Wirtschaft

EU schlägt zurück: Diese US-Produkte stehen nun im Visier von Brüssel

Die Europäische Kommission hat eine umfassende Liste von US-Produkten veröffentlicht, auf die im Falle eines Scheiterns der Verhandlungen mit Washington bald Strafzölle erhoben werden könnten. Es ist eine klare Antwort auf die aggressiven Zollpläne von US-Präsident Donald Trump – und ein weiterer Schritt im eskalierenden transatlantischen Handelsstreit.
09.05.2025 15:13
Lesezeit: 2 min

Reaktion auf Trumps Wirtschaftskrieg

In Brüssel wird nicht länger abgewartet. Die neue Liste – stolze 218 Seiten lang – ist ein strategisches Druckmittel gegen Washington. Präsidentin Ursula von der Leyen visiert damit US-Exporte im Gesamtwert von 95 Milliarden Euro an. Ein Signal an Trump, dass Europa nicht tatenlos zusieht, während in Washington protektionistische Mauern errichtet werden.

Ziel der Maßnahmen: Amerikanische Produkte wie Süßkartoffeln, Nüsse, Wein, Spirituosen, aber auch Flugzeuge, Autoteile und Elektronik. Besonders brisant: Auch Boeing gerät ins Fadenkreuz – ein deutliches Signal in Richtung des US-Luftfahrtgiganten, der ohnehin unter Druck steht.

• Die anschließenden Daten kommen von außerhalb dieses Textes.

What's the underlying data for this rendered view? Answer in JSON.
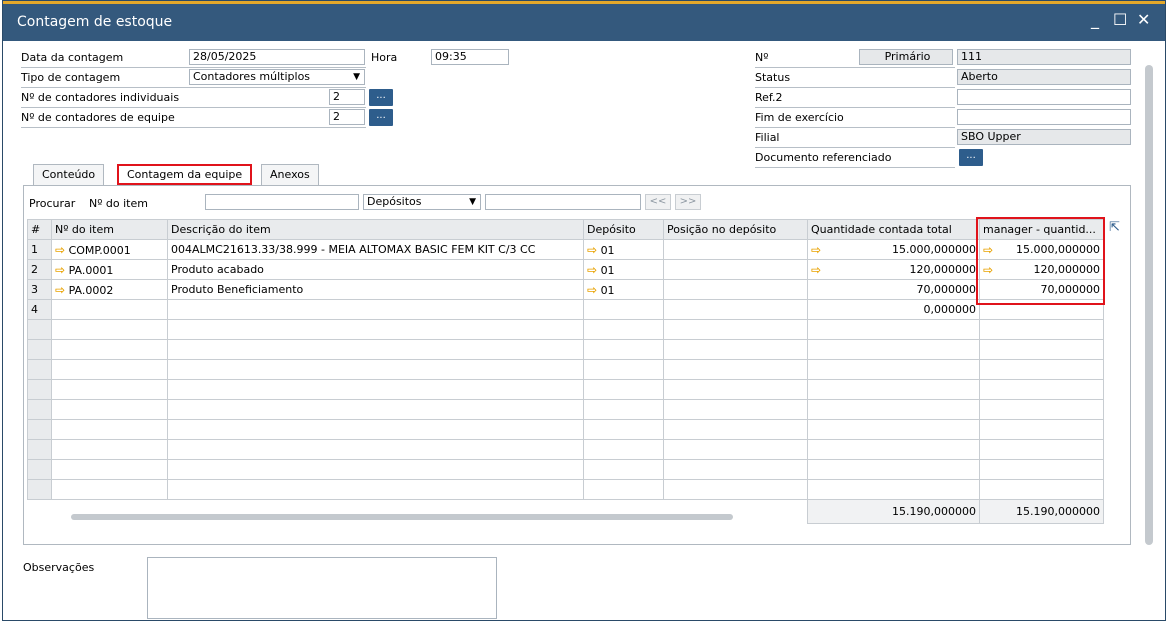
{
  "window": {
    "title": "Contagem de estoque",
    "minimize": "_",
    "maximize": "☐",
    "close": "✕"
  },
  "header_left": {
    "date_label": "Data da contagem",
    "date_value": "28/05/2025",
    "time_label": "Hora",
    "time_value": "09:35",
    "type_label": "Tipo de contagem",
    "type_value": "Contadores múltiplos",
    "individual_label": "Nº de contadores individuais",
    "individual_value": "2",
    "team_label": "Nº de contadores de equipe",
    "team_value": "2",
    "dots": "..."
  },
  "header_right": {
    "no_label": "Nº",
    "series_value": "Primário",
    "no_value": "111",
    "status_label": "Status",
    "status_value": "Aberto",
    "ref2_label": "Ref.2",
    "ref2_value": "",
    "fiscal_label": "Fim de exercício",
    "fiscal_value": "",
    "branch_label": "Filial",
    "branch_value": "SBO Upper",
    "refdoc_label": "Documento referenciado",
    "dots": "..."
  },
  "tabs": [
    {
      "label": "Conteúdo"
    },
    {
      "label": "Contagem da equipe"
    },
    {
      "label": "Anexos"
    }
  ],
  "search": {
    "label": "Procurar",
    "field_label": "Nº do item",
    "field_value": "",
    "warehouse_value": "Depósitos",
    "text_value": "",
    "prev": "<<",
    "next": ">>"
  },
  "grid": {
    "columns": [
      "#",
      "Nº do item",
      "Descrição do item",
      "Depósito",
      "Posição no depósito",
      "Quantidade contada total",
      "manager - quantid..."
    ],
    "rows": [
      {
        "n": "1",
        "item": "COMP.0001",
        "desc": "004ALMC21613.33/38.999 - MEIA ALTOMAX BASIC FEM KIT C/3 CC",
        "wh": "01",
        "pos": "",
        "total": "15.000,000000",
        "manager": "15.000,000000"
      },
      {
        "n": "2",
        "item": "PA.0001",
        "desc": "Produto acabado",
        "wh": "01",
        "pos": "",
        "total": "120,000000",
        "manager": "120,000000"
      },
      {
        "n": "3",
        "item": "PA.0002",
        "desc": "Produto Beneficiamento",
        "wh": "01",
        "pos": "",
        "total": "70,000000",
        "manager": "70,000000"
      },
      {
        "n": "4",
        "item": "",
        "desc": "",
        "wh": "",
        "pos": "",
        "total": "0,000000",
        "manager": ""
      }
    ],
    "totals": {
      "total": "15.190,000000",
      "manager": "15.190,000000"
    }
  },
  "remarks": {
    "label": "Observações",
    "value": ""
  },
  "colors": {
    "titlebar": "#34597d",
    "accent": "#e4a82a",
    "highlight": "#e0131b",
    "button": "#2e5d8c"
  },
  "icons": {
    "link_arrow": "arrow-right-icon",
    "dropdown": "chevron-down-icon",
    "expand": "expand-icon"
  }
}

Verhältnismäßig, aber entschlossen

Aus Brüssel heißt es, man wolle besonnen, aber konsequent handeln. Ein EU-Kommissionsbeamter betont gegenüber der Presse: „Wir eskalieren nicht, aber wir senden ein klares Signal. Unsere Antwort ist ausgewogen – wir schützen unsere Interessen, ohne unnötige wirtschaftliche Schäden in Europa zu riskieren.“

Die nun vorgestellte Liste ist Teil eines Pakets, das nur aktiviert wird, wenn bis zum 8. Juli – der Frist, die Trump selbst gesetzt hat – kein Handelsabkommen zwischen der EU und den USA zustande kommt.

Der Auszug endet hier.